Carel van Schaik und Kai Michel: Für Jahrhunderttausende haben unsere Vorfahren in kleinen mobilen Gruppen als Jäger und Sammler gelebt. Soweit wir das rekonstruieren können, waren das in aller Regel sehr egalitäre Gesellschaften, auch das Verhältnis zwischen den Geschlechtern war weitgehend ausgeglichen, wenn es auch meist eine delikate Angelegenheit war. Die Kooperation war entscheidend. Da man keine dauerhaften Vorräte anlegen konnte, waren die guten Beziehungen zueinander unsere Lebensversicherung.
Das aber änderte sich mit dem Sesshaftwerden vor rund 12.000 Jahren, mit der Erfindung von Ackerbau und Viehzucht, das ja zunächst nur in wenigen Regionen der Welt geschah. Die folgenden Entwicklungen führten zu einem neuen kulturellen Setting.
Und hier kommen wir zu dem "indirekt": Unter diesen grundlegend veränderten kulturellen Bedingungen spielten biologische Faktoren eine neue Rolle. Einmal führte die neue Lebensweise aus einer Reihe von Gründen zum starken Anstieg der Schwangerschaften und der Arbeitsbelastung der Frauen. Das brachte sie gesundheitlich in die Defensive.
Andererseits gewann jetzt die physische Stärke der Männer an Relevanz. Wo die Landwirtschaft Überschüsse produzierte, mussten die verteidigt werden. Wachsende Bevölkerungen schürten die Konkurrenz, man konnte nicht einfach mehr wie zu Jäger und Sammlerzeiten wegziehen.
Auch wenn es vorher schon Gewalt und Konflikte zwischen Gruppen gab, ist Krieg im engeren Sinne ein Ergebnis des Neolithikums, der Sesshaftigkeit. Deshalb behielten die Familien die Söhne zuhause und die Frauen für diese mussten anderswoher kommen. Die verloren damit ihre angestammten Netzwerke, ihre Position in den neuen Familien war dadurch geschwächt.

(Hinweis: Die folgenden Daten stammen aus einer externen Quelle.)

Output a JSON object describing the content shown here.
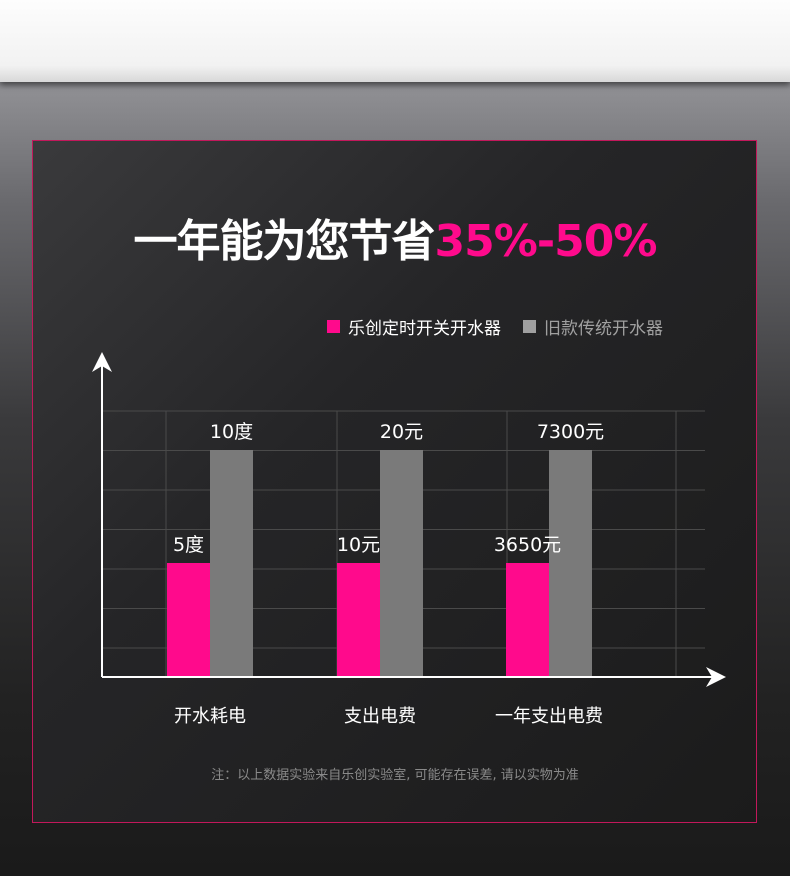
{
  "title": {
    "main": "一年能为您节省",
    "highlight": "35%-50%"
  },
  "colors": {
    "accent": "#ff0a8c",
    "old": "#7a7a7a",
    "legend_old": "#a0a0a0"
  },
  "chart_data": {
    "type": "bar",
    "categories": [
      "开水耗电",
      "支出电费",
      "一年支出电费"
    ],
    "series": [
      {
        "name": "乐创定时开关开水器",
        "values": [
          5,
          10,
          3650
        ],
        "labels": [
          "5度",
          "10元",
          "3650元"
        ],
        "color": "#ff0a8c"
      },
      {
        "name": "旧款传统开水器",
        "values": [
          10,
          20,
          7300
        ],
        "labels": [
          "10度",
          "20元",
          "7300元"
        ],
        "color": "#7a7a7a"
      }
    ],
    "grid": true,
    "legend": "top-right",
    "xlabel": "",
    "ylabel": ""
  },
  "note": "注：以上数据实验来自乐创实验室, 可能存在误差, 请以实物为准"
}
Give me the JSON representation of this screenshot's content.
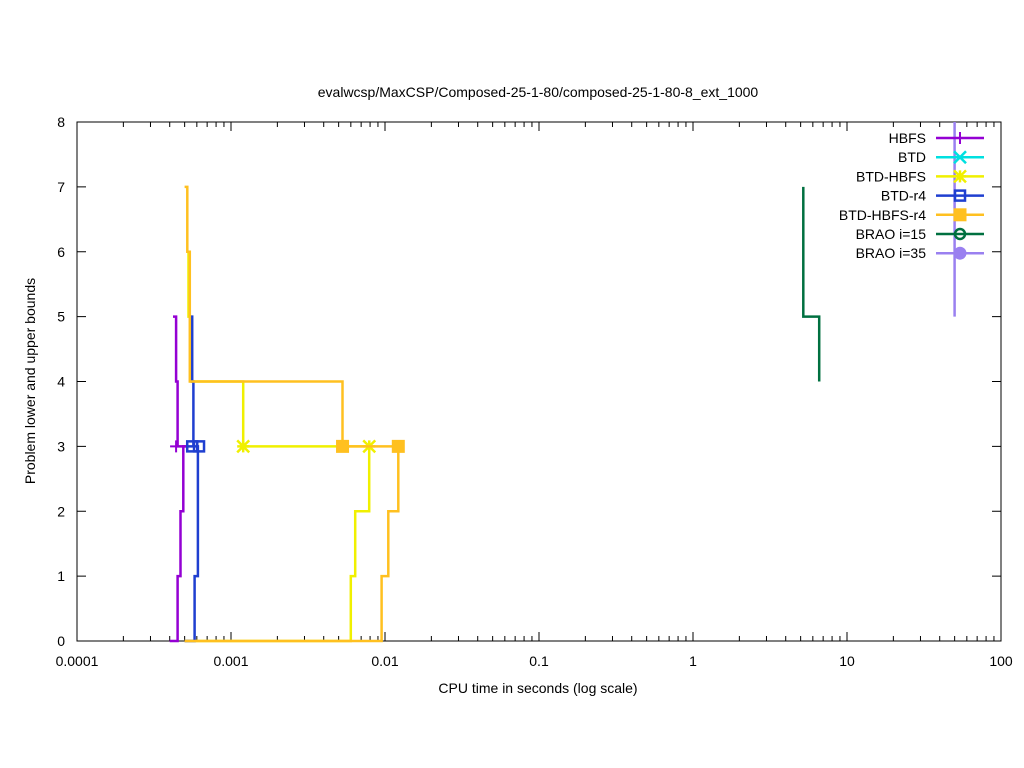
{
  "chart_data": {
    "type": "line",
    "title": "evalwcsp/MaxCSP/Composed-25-1-80/composed-25-1-80-8_ext_1000",
    "xlabel": "CPU time in seconds (log scale)",
    "ylabel": "Problem lower and upper bounds",
    "xscale": "log",
    "xlim": [
      0.0001,
      100
    ],
    "ylim": [
      0,
      8
    ],
    "xticks": [
      {
        "value": 0.0001,
        "label": "0.0001"
      },
      {
        "value": 0.001,
        "label": "0.001"
      },
      {
        "value": 0.01,
        "label": "0.01"
      },
      {
        "value": 0.1,
        "label": "0.1"
      },
      {
        "value": 1,
        "label": "1"
      },
      {
        "value": 10,
        "label": "10"
      },
      {
        "value": 100,
        "label": "100"
      }
    ],
    "yticks": [
      {
        "value": 0,
        "label": "0"
      },
      {
        "value": 1,
        "label": "1"
      },
      {
        "value": 2,
        "label": "2"
      },
      {
        "value": 3,
        "label": "3"
      },
      {
        "value": 4,
        "label": "4"
      },
      {
        "value": 5,
        "label": "5"
      },
      {
        "value": 6,
        "label": "6"
      },
      {
        "value": 7,
        "label": "7"
      },
      {
        "value": 8,
        "label": "8"
      }
    ],
    "grid": false,
    "legend_position": "top-right",
    "series": [
      {
        "name": "HBFS",
        "color": "#9400d3",
        "marker": "plus",
        "lines": [
          [
            [
              0.0004,
              0
            ],
            [
              0.00045,
              0
            ],
            [
              0.00045,
              1
            ],
            [
              0.00047,
              1
            ],
            [
              0.00047,
              2
            ],
            [
              0.00049,
              2
            ],
            [
              0.00049,
              3
            ],
            [
              0.00052,
              3
            ]
          ],
          [
            [
              0.00042,
              5
            ],
            [
              0.00042,
              5
            ],
            [
              0.00044,
              5
            ],
            [
              0.00044,
              4
            ],
            [
              0.00045,
              4
            ],
            [
              0.00045,
              3
            ],
            [
              0.00052,
              3
            ]
          ]
        ],
        "points": [
          [
            0.00044,
            3
          ]
        ]
      },
      {
        "name": "BTD",
        "color": "#00e0e0",
        "marker": "cross",
        "lines": [],
        "points": []
      },
      {
        "name": "BTD-HBFS",
        "color": "#f0f000",
        "marker": "star",
        "lines": [
          [
            [
              0.0005,
              0
            ],
            [
              0.006,
              0
            ],
            [
              0.006,
              1
            ],
            [
              0.0064,
              1
            ],
            [
              0.0064,
              2
            ],
            [
              0.0079,
              2
            ],
            [
              0.0079,
              3
            ],
            [
              0.0012,
              3
            ]
          ],
          [
            [
              0.00052,
              6
            ],
            [
              0.00053,
              6
            ],
            [
              0.00053,
              5
            ],
            [
              0.00055,
              5
            ],
            [
              0.00055,
              4
            ],
            [
              0.0012,
              4
            ],
            [
              0.0012,
              3
            ]
          ]
        ],
        "points": [
          [
            0.0012,
            3
          ],
          [
            0.0079,
            3
          ]
        ]
      },
      {
        "name": "BTD-r4",
        "color": "#1f3fd0",
        "marker": "open-square",
        "lines": [
          [
            [
              0.0005,
              0
            ],
            [
              0.00058,
              0
            ],
            [
              0.00058,
              1
            ],
            [
              0.00061,
              1
            ],
            [
              0.00061,
              3
            ],
            [
              0.00052,
              3
            ]
          ],
          [
            [
              0.00054,
              5
            ],
            [
              0.00054,
              5
            ],
            [
              0.00056,
              5
            ],
            [
              0.00056,
              4
            ],
            [
              0.00057,
              4
            ],
            [
              0.00057,
              3
            ]
          ]
        ],
        "points": [
          [
            0.00056,
            3
          ],
          [
            0.00062,
            3
          ]
        ]
      },
      {
        "name": "BTD-HBFS-r4",
        "color": "#ffc020",
        "marker": "filled-square",
        "lines": [
          [
            [
              0.0005,
              0
            ],
            [
              0.0095,
              0
            ],
            [
              0.0095,
              1
            ],
            [
              0.0105,
              1
            ],
            [
              0.0105,
              2
            ],
            [
              0.0122,
              2
            ],
            [
              0.0122,
              3
            ],
            [
              0.0053,
              3
            ]
          ],
          [
            [
              0.0005,
              7
            ],
            [
              0.00052,
              7
            ],
            [
              0.00052,
              6
            ],
            [
              0.00054,
              6
            ],
            [
              0.00054,
              4
            ],
            [
              0.0053,
              4
            ],
            [
              0.0053,
              3
            ]
          ]
        ],
        "points": [
          [
            0.0053,
            3
          ],
          [
            0.0122,
            3
          ]
        ]
      },
      {
        "name": "BRAO i=15",
        "color": "#007040",
        "marker": "open-circle",
        "lines": [
          [
            [
              5.2,
              7
            ],
            [
              5.2,
              5
            ],
            [
              6.6,
              5
            ],
            [
              6.6,
              4
            ]
          ]
        ],
        "points": []
      },
      {
        "name": "BRAO i=35",
        "color": "#9a80f0",
        "marker": "filled-circle",
        "lines": [
          [
            [
              50,
              8
            ],
            [
              50,
              5
            ]
          ]
        ],
        "points": []
      }
    ]
  }
}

Hinzu kam, dass die neue Erfindung des Privateigentums die Spielregeln des menschlichen Zusammenlebens radikal veränderte. In diesem komplett veränderten kulturellen Setting gewinnt ein weiterer biologischer Faktor an Bedeutung: Männer sind in der Tendenz stärker motiviert, Eigentum anzuhäufen als Frauen.